At the time, I didn’t have much in my repertoire, but I found her copy of Beethoven’s Moonlight Sonata and began to read through it. She stopped me somewhere in the third line.

“Listen to the melody. These are the important notes. Play them with everything you’ve got! Everything!” Her thinning voice rose to a crescendo, as if she were my coach in one of those Hollywood sports movies, giving the Oscar-moment speech in the scene before the perpetual underdog was about to emerge victorious.
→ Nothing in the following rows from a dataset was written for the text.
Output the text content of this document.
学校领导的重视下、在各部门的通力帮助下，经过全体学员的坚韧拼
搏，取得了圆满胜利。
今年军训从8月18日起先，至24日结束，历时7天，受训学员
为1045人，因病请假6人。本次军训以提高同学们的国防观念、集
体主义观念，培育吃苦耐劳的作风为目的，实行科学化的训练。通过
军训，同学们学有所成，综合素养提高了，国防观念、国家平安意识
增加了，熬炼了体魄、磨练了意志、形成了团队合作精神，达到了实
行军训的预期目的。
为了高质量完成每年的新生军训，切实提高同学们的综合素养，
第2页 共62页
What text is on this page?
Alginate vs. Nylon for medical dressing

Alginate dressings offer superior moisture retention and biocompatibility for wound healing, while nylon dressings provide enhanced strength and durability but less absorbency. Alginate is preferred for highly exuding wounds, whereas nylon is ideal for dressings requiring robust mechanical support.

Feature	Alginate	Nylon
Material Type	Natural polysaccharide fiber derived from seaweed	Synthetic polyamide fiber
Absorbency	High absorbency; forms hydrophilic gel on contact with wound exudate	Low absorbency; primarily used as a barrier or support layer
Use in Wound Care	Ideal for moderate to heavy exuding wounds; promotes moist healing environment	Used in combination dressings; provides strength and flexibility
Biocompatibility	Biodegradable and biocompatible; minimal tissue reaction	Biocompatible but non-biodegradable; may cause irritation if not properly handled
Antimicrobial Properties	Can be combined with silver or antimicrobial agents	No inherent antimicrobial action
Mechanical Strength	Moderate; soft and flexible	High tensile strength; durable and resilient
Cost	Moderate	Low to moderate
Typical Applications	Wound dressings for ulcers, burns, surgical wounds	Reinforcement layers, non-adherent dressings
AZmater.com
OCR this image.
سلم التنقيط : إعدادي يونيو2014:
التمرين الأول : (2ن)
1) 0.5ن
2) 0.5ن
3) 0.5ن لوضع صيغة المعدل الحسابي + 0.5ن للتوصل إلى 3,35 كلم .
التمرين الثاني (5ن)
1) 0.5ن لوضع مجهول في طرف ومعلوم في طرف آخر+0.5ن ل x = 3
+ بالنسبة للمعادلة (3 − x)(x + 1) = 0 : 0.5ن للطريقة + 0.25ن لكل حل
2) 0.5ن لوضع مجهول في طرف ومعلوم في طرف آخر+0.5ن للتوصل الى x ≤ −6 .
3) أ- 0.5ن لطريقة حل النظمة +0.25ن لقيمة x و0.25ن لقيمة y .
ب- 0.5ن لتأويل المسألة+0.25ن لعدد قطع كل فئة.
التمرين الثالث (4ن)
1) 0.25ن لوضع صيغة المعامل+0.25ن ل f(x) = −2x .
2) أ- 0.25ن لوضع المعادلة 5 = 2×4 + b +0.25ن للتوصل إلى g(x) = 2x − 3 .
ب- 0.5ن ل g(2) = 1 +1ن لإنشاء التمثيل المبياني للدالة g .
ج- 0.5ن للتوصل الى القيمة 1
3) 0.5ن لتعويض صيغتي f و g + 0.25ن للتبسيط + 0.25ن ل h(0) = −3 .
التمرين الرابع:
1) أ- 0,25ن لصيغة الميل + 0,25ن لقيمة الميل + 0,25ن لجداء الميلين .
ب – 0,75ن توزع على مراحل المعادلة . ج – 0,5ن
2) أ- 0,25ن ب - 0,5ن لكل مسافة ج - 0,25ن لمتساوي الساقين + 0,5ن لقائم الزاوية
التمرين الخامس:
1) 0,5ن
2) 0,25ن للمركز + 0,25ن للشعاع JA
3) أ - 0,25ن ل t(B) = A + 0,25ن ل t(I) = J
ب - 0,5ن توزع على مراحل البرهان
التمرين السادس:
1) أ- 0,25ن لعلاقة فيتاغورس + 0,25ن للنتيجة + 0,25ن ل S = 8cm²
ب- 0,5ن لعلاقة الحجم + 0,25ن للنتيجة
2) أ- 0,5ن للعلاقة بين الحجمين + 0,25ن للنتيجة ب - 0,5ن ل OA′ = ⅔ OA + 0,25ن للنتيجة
How much did I have to give these notes?

That’s what I think about now, as I play a Chopin Prelude. Instead of worrying so much about the individual notes, I’m focusing on the shapes of the phrases, the interplay of loud and soft. It’s kind of like thinking about the arc of a story. And I’m also thinking, as I often do when playing, about my grandmother cheering me on. “Yes, like that!” I could hear her exuberance as she leaned over close that day, marking the important notes.

I had a cat, Fudge, that died under the piano–a metaphor that seemed more than coincidental, though at the time of his life (and death) the piano was my daughter’s domain more than mine. But he clearly liked music and always seemed to slink into the living room whenever either of the kids were practicing. And while he has no connection to Grandma Jeanne, they somehow both ended up in a poem, that was recently published in Humana Obscura. Even more cool–someone I don’t know read the poem and made this video. (Not exactly what I might have done if I made videos, but I’m extremely touched that the poem affected her enough to do this–just more evidence that our creativity matters!)